As we moved through Spring, summer and into the fall these events unfolded:
- It was a pleasure to be a part of the large Interex shareholder and member company group that went to Japan to participate in our 25th Anniversary celebration in Tokyo on April 12th of 2018. We had over 230 people in attendance for the reception at the Palace hotel that evening. It felt good to address our guests and re-affirm our commitment to the Japanese market with sustainable forest products. Congratulations from the Canadian Embassy in Japan, Canada Wood/Japan, BC Wood/Japan and customers alike were well received and much appreciated.
- Our reloads continued to perform well and included the addition of 3 new operations in 2018 to accommodate our logistics requirements. We began the process of a “Best Practices for Container Loading” with 4 of our Panels reloads. The think tank of resources at each reload provided valuable suggestions and solutions for our container stuffing requirements.
- In late December, I participated in Minister Donaldson’s (Forest, Lands, Natural Resource Operations and Rural Development) 2nd market trip to Japan. Government officials and Indigenous First Nations leaders participating in the mission declined to go to China to complete the tour; I declined as well based on comments from my own staff, Canada Wood leaders and Federal and Provincial government staff. The major forest product producers’ representatives continued with the China mission, lead by Canada Wood, completing the signing of MOU’s with MOHURD (Ministry of Housing and Urban Development) and supporting key initiatives for Wood in Manufacturing and Green building with wood.
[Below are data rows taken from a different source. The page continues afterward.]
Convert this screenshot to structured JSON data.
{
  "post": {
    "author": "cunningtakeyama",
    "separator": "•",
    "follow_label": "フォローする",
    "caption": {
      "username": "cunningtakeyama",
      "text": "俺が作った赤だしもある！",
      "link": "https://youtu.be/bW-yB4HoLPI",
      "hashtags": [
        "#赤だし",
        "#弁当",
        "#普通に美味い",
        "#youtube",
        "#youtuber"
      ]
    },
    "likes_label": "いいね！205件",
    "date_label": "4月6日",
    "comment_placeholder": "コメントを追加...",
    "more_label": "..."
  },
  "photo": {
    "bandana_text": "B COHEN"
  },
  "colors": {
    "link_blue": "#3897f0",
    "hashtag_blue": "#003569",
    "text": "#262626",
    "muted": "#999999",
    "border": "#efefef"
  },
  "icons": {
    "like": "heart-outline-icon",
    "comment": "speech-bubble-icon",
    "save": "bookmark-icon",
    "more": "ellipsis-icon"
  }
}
Our industry remains united in supporting market access and market development in our key jurisdictions in Asia.
- once again, financial support from Interex was directed to the Yaletown House in Vancouver, a complex care facility operating in downtown Vancouver;
- we continued with our United Way program with contributions for 2019 besting last year’s highwater mark, with a total of $12,700. Thanks to Rob Teichgrab for organizing the 12 Days of Fitmas challenge. Who knew that cars could be an avatar for participants? And thanks to Shari Ackerman for organizing the events held during our United Way campaign,
including the enlightening guest speaker – and again, the ever-popular Wine Survivor (congrats Peter U. with your win) and
- in December, instead of delivering Purdy’s chocolates to our vendors and suppliers, we thought it better to give to others in need. Interex made total contributions of $1,250 to foodbanks in Richmond, Vancouver, Kelowna, 100 Mile House, and Prince George, BC, as well Grande Prairie, Whitecourt and Edmonton, Alberta; all areas where our mills operate.
So, here we are with fresh snow on the local mountains near Vancouver, temperatures hovering around 6 Celsius, and personally, my completion of my 20th consecutive New Years Day ocean swim, therefore, it must be the start of another year.
We have demonstrated our resolve to be a reliable and recognizable exporter of forest products 25 years after the inception of our company. We could not have achieved this milestone without the support of the member companies we serve and the support from the vendors and other suppliers that make our business work.
We recognize and appreciate the dedicated staff both here in Vancouver and in Japan and we so value our customers’ support in all the diverse markets that we serve.
2018 was a challenging year, but that is not so different from others. We continue to address those challenges with our partners and appreciate those special events and friendships that make working in a sustainable forest industry so rewarding.
From myself and all our staff here at Interex Forest Products, we wish you all the best to you and your families for a healthy and prosperous New Year in 2019.